[à suivre] Premiers résultats d’une étude pilote sur les jeunes enfants (0-8 ans) et les technologies numériques en Europe

Young Children and Digital Technology - a European studyLes premiers résultats de l’étude pilote Young Children and Digital Technology sont disponibles depuis peu. En voilà un bref résumé pour les pressés et les non-anglophones.

On y lira quelques enseignements très très intéressants qui viennent confirmer ce qu’on a pu observer depuis maintenant un peu plus de trois ans.

• les enfants grandissent dans des foyers “media-rich” – multimédia ;

• les enfants sont-ils vraiment des Digital Natives ? Le rapport allemand discute notamment la distinction entre Digital Native et Digital Immigrants.
La plupart acquièrent quelques compétences opérationnelles de base facilement mais ils se retrouvent dans des situations qu’ils ne maîtrisent pas toujours – d’où un besoin accru de médiation de la part des parents, des assistants maternels et des enseignants.

• les enfants apprennent à utiliser ces technologies en observant leur entourage.
Certains passages du rapport souligne un apport plus importants des frères et soeurs dans ce domaine.

• les enfants utilisent le numérique individuellement mais il est souvent question – notamment en Finlande – d’une activité partagée entre membres de la famille ou entre amis.

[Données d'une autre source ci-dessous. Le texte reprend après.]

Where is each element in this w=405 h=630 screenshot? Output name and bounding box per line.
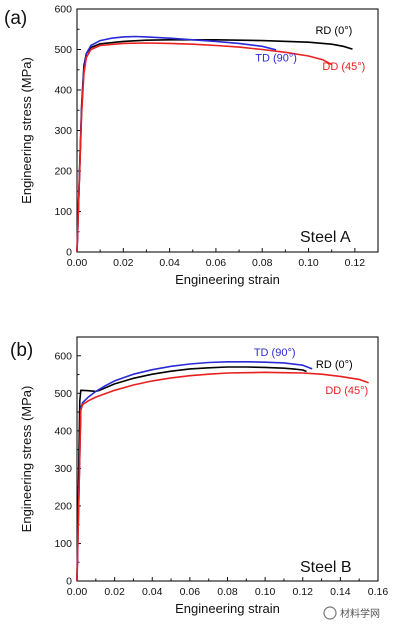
series-label-td: TD (90°) [254,347,296,359]
chart-panel-b: 0.00 0.02 0.04 0.06 0.08 0.10 0.12 0.14 0.16 0 100… [10,336,389,616]
series-line-dd [76,42,333,253]
series-line-rd [76,366,307,582]
watermark-text: 材料学网 [340,607,380,620]
x-tick-label: 0.08 [217,586,238,598]
series-label-rd: RD (0°) [315,25,352,37]
y-tick-label: 500 [54,388,72,400]
series-line-td [76,35,277,253]
x-tick-label: 0.00 [67,586,88,598]
x-tick-label: 0.04 [142,586,163,598]
y-tick-label: 400 [54,425,72,437]
y-tick-label: 100 [54,538,72,550]
y-tick-label: 100 [54,206,72,218]
x-tick-label: 0.16 [368,586,389,598]
watermark-logo-icon [323,606,337,620]
y-tick-label: 300 [54,125,72,137]
y-tick-label: 500 [54,44,72,56]
y-axis-label: Engineering stress (MPa) [19,57,34,204]
steel-annotation: Steel B [300,559,352,576]
series-line-dd [76,371,369,582]
x-axis-label: Engineering strain [175,272,280,287]
x-axis-label: Engineering strain [175,601,280,616]
x-tick-label: 0.04 [159,257,180,269]
y-tick-label: 0 [66,247,72,259]
y-tick-label: 400 [54,85,72,97]
x-tick-label: 0.12 [293,586,314,598]
x-tick-label: 0.06 [206,257,227,269]
x-tick-label: 0.12 [345,257,366,269]
x-tick-label: 0.06 [180,586,201,598]
series-label-rd: RD (0°) [316,359,353,371]
watermark: 材料学网 [323,606,380,620]
x-tick-label: 0.02 [104,586,125,598]
plot-frame [76,8,379,253]
series-line-td [76,361,313,582]
x-tick-label: 0.08 [252,257,273,269]
x-tick-label: 0.10 [298,257,319,269]
x-tick-label: 0.02 [113,257,134,269]
y-tick-label: 600 [54,4,72,16]
series-label-dd: DD (45°) [325,385,368,397]
x-tick-label: 0.00 [67,257,88,269]
x-tick-label: 0.10 [255,586,276,598]
y-tick-label: 200 [54,166,72,178]
series-line-rd [76,39,353,253]
y-tick-label: 300 [54,463,72,475]
panel-label: (a) [4,8,27,29]
steel-annotation: Steel A [300,229,351,246]
x-tick-label: 0.14 [330,586,351,598]
series-label-dd: DD (45°) [322,61,365,73]
y-tick-label: 600 [54,350,72,362]
y-tick-label: 200 [54,500,72,512]
panel-label: (b) [10,340,33,361]
y-axis-label: Engineering stress (MPa) [19,386,34,533]
y-tick-label: 0 [66,576,72,588]
series-label-td: TD (90°) [255,53,297,65]
chart-panel-a: 0.00 0.02 0.04 0.06 0.08 0.10 0.12 0 100 200 300 40… [4,4,379,287]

• le numérique a une place importante dans la vie des enfants mais ce n’est pas une activité dominante et elle n’a pas remplacé les activités à l’extérieur (sport, sorties culturelles et autres activités sociales).

• Les activités numériques soutiennent l’intérêt que peuvent porter les enfants à des activités offline. Ils vont, par exemple, rechercher des informations sur un de leurs hobbies ou des jeux avec leurs personnages de dessins-animés préférés.

• Les parents utilisent encore les supports numériques pour occuper leurs enfants pendant qu’ils cuisinent ou qu’ils travaillent, pendant les transports ou dans les salles d’attente.
Il est également souvent mentionné qu’ils utilisent ces supports comme moyen de récompense (ou de punition).

Des résultats surprenants – pour l’équipe de recherche ^^ : 

• les parents d’enfants en maternelle téléchargent des applis éducatives alors que les enfants plus âgés y voient un loisir et évitent ce type de produit.

• Les enfants plus âgés ont souvent un usage exclusif de la tablette. Ils choisissent leurs jeux (ce qui n’est pas le cas pour les enfants en bas-âge).

• Lorsque la tablette a été lancée, le groupe-cible était celui des 3-4 ans ce qui tenterait à prouver qu’ils étaient déjà trop âgés (le contenu actuel à destination des enfants en bas âge n’existait pas encore forcément..). Les parents n’ont donc pas tout de suite associé la tablette à des fins éducatives et ne sont pas conscients de l’offre existante.

On parle souvent du bénéfice des relations inter-générationnelles… en voilà un exemple concret : 

• y est cité le rôle important des grands-parents – notamment en Italie ou en Russie. Ils sensibilisent les petits-enfants au numérique, sélectionnent des contenus appropriés, encouragent l’acquisition de compétences.

• en Finlande, est évoquée la création de règles communes entre familles / voisins.

La plupart des recommandations – et notamment le souhait d’inclure l’école dans les actions à mettre en place – nous semblent souhaitables. On peut seulement regretter que le rôle des bibliothèques (et autres espaces numériques) aient été oubliés.

• Développement de matériels éducatifs
• Développement de matériel de sensibilisation aux risques d’internet
• Promotion de contenu positif, éducatif, créatif, permettant la communication, les échanges sociaux.
• Renforcement du rôle et de la formation des enseignants
• Renforcement de la communication parents-enseignants (place de la littératie numérique dans les programmes scolaires)
• Développement de contenus et services à destination des enfants (sécurité; protection des données et de la vie privée).
• Développement de labels de qualité

… Quelques bémols indiqués pour la plupart dans une section donnant des pistes d’amélioration : 

– échantillon limité : 70 familles, 109 enfants entre 0 et 8, 38 entre 9 et 20 (frères et soeurs) ; sur-représentation des enfants âgés de 7 ans.
– temps imparti limité.
– zone géographique limitée : la France en est absente ainsi que les régions francophones (BXL et Wallonie) dans la section belge.
– méthode d’observation limitée : il est mentionné dans le rapport belge qu’une des petites filles observée est la plus débrouillarde avec les technologies mais qu’il n’a pas été possible de la voir utiliser un tablette…
– le rôle de l’école y est brièvement évoqué mais les auteurs souhaiteraient étendre le scope de l’étude.